Die Ergebnisse zeigen, dass
- auf Zweirichtungsradwegen der Anteil des in Fahrtrichtung auf der linken Straßenseite fahrenden Radverkehrs einer Zielrichtung im Mittel etwa doppelt so hoch ist wie der Anteil der unerlaubt Linksfahrenden bei beidseitigen Einrichtungsradwegen,
- an Einmündungen und Grundstückszufahrten von zahlreichen einbiegenden Kfz nicht mit der notwendigen Sorgfalt bzgl. Bremsverhalten und Blickkontakt auf eine Radverkehrsfurt mit Zweirichtungsbetrieb zugefahren wird, wobei ungünstige Sichtverhältnisse Problem erhöhend wirken,
- auch im Radverkehr auf Zweirichtungsradwegen in linker Richtung ein fehlendes Problembewusstsein für die erheblichen Gefährdungsrisiken im Einmündungsbereich weit verbreitet ist,
- die mittlere Unfallrate im Linksverkehr auf Zweirichtungsradwegen etwa doppelt so hoch liegt wie die im Rechtsverkehr,
- auf Einrichtungsradwegen die mittlere Unfallrate des regelwidrig links fahrenden Radverkehrs etwa doppelt so hoch ist wie für den linken Radverkehr auf Zweirichtungsanlagen,
- die Unfallabläufe sich bei regelwidrig als auch bei erlaubt linksfahrendem Radverkehr nicht unterscheiden und durch Einbiegen/Kreuzen-Unfälle mit Kfz an Einmündungen und Grundstückszufahrten geprägt sind, wobei unzureichende Sichtverhältnisse zwischen einbiegenden Kfz und dem linken Radverkehr ein wesentliches Gefährdungsmerkmal darstellen.

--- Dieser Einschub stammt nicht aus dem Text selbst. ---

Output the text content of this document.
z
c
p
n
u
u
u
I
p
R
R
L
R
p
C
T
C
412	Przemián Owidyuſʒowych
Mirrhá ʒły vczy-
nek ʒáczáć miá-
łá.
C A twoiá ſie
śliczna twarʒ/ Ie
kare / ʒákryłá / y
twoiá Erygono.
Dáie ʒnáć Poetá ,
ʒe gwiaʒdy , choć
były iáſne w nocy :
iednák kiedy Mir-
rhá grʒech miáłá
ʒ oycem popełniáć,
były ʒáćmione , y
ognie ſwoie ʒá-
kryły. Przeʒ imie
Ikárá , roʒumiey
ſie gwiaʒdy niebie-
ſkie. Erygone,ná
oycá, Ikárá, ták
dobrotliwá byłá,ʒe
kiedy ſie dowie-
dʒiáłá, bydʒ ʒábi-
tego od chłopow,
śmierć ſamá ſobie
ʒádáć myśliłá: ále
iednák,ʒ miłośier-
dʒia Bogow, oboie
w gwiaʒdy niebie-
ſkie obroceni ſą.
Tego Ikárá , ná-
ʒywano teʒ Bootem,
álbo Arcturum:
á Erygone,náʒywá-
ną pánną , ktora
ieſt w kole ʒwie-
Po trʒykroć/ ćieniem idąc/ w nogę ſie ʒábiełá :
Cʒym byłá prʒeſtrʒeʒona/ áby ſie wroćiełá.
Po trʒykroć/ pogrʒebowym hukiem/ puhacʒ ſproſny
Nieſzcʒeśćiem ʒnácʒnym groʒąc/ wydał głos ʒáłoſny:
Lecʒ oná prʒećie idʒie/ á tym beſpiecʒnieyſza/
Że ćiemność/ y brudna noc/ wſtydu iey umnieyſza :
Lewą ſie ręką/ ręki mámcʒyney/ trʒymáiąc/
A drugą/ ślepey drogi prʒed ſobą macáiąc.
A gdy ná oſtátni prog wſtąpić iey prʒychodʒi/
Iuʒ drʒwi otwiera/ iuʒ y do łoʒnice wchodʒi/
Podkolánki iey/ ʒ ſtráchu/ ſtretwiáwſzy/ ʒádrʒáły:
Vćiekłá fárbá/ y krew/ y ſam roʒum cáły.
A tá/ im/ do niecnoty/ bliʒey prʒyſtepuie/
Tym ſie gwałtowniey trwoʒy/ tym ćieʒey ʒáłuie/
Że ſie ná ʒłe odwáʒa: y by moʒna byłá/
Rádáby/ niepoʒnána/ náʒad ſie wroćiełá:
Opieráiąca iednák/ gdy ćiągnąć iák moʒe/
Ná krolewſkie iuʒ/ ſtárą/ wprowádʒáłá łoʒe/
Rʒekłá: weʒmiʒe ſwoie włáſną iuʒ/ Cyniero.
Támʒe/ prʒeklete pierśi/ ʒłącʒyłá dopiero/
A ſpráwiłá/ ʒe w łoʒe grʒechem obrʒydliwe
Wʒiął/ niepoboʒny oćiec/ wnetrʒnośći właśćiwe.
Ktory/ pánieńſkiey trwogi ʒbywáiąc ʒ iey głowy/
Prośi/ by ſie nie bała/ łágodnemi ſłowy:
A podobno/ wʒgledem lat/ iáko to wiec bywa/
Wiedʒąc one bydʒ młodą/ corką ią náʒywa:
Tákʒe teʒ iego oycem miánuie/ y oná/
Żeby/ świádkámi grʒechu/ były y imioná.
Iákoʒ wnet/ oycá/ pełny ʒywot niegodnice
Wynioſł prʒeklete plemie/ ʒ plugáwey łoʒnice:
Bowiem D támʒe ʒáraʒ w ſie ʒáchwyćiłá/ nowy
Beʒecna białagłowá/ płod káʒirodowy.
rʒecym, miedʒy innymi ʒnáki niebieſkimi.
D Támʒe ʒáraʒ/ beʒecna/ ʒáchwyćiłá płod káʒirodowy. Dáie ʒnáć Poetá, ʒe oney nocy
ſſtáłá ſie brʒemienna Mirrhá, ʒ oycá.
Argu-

Acht Folgerungen / Empfehlungen
- Eine Freigabe innerörtlicher Radwege in Gegenrichtung sollte weiterhin nur in Ausnahmefällen erwogen werden.

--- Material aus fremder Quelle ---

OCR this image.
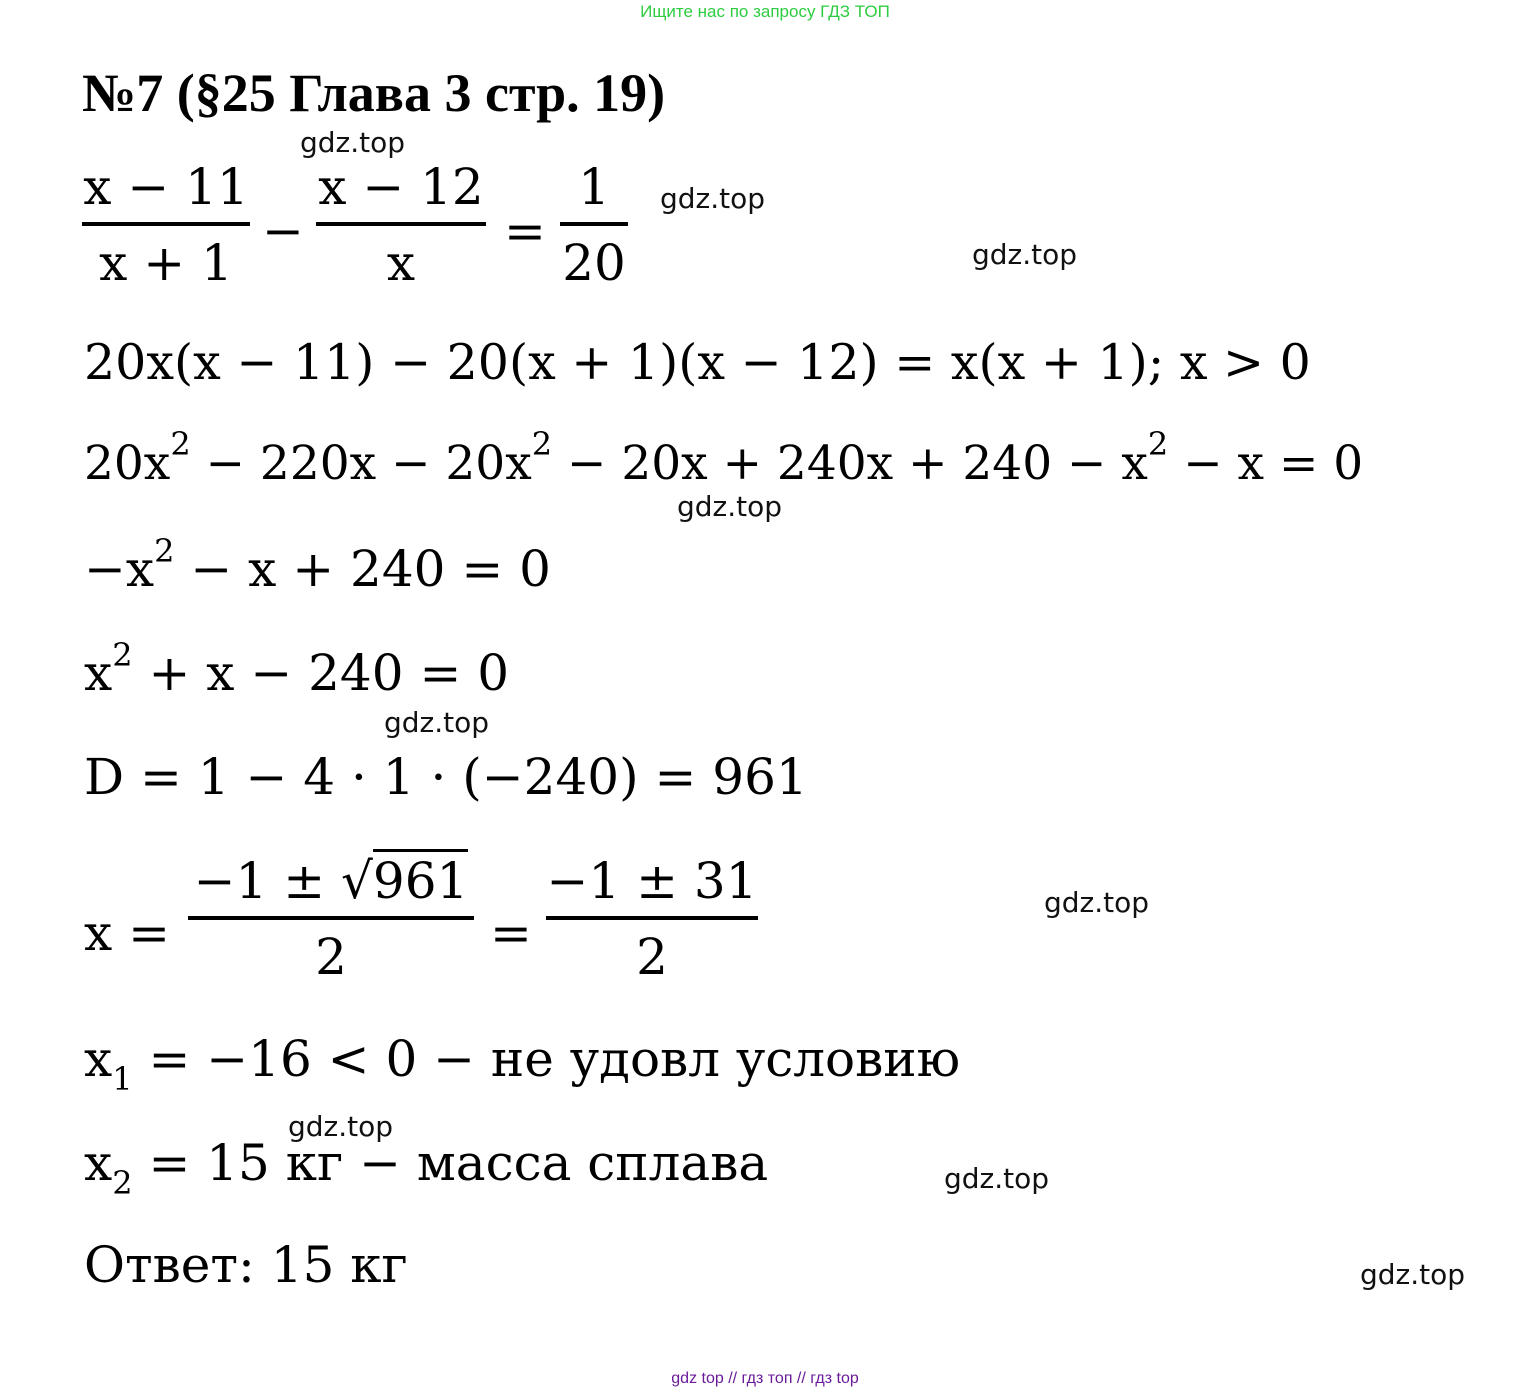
Ищите нас по запросу ГДЗ ТОП
№7 (§25 Глава 3 стр. 19)
gdz.top
gdz.top
gdz.top
gdz.top
gdz.top
gdz.top
gdz.top
gdz.top
gdz.top
x − 11
x + 1
−
x − 12
x
=
1
20
20x(x − 11) − 20(x + 1)(x − 12) = x(x + 1); x > 0
$20x^2 - 220x - 20x^2 - 20x + 240x + 240 - x^2 - x = 0$
$-x^2 - x + 240 = 0$
$x^2 + x - 240 = 0$
D = 1 − 4 · 1 · (−240) = 961
x =
−1 ± √961
2	=
−1 ± 31
2
$x_1 = -16 < 0$ − не удовл условию
$x_2 = 15$ кг − масса сплава
Ответ: 15 кг
gdz top // гдз топ // гдз top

- Die Bestimmungen der VwV-StVO für die Freigabe linker Radwege sollten sogar noch präzisiert werden.
- Eine besondere Aufmerksamkeit ist den aufgrund örtlicher Gegebenheiten kritischen Einmündungen und Grundstückszufahrten zu widmen.
- Grundsätzlich ist die Einhaltung ausreichender Sichtbeziehungen zu gewährleisten.

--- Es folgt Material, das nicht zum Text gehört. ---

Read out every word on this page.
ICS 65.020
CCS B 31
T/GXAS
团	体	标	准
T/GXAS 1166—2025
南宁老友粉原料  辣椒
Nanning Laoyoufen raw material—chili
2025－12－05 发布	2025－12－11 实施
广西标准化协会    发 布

- Neben den gemäß VwV-StVO erforderlichen Beschilderungen kann durch zusätzliche Sicherungsmaßnahmen wie Piktogramme mit Richtungspfeilen, Roteinfärbung der Radverkehrsfurt und insbesondere bauliche Maßnahmen ein spürbarer Sicherheitsgewinn erzielt werden.
- Für die Verkehrssicherheitsarbeit kommt der Information und Aufklärung des Radverkehrs über die Gefahren des Linksfahrens besondere Bedeutung zu.
- In der Fahrschulausbildung und auch danach (z.B. Pressekampagne) sollte dafür sensibilisiert werden, an Einmündungen und Grundstückszufahrten grundsätzlich auf Radverkehr aus beiden Richtungen zu achten.
- Bei Einrichtungsradwegen sollte das regelwidrige Linksfahren insbesondere bei Unfallauffälligkeiten überwacht und geahndet werden.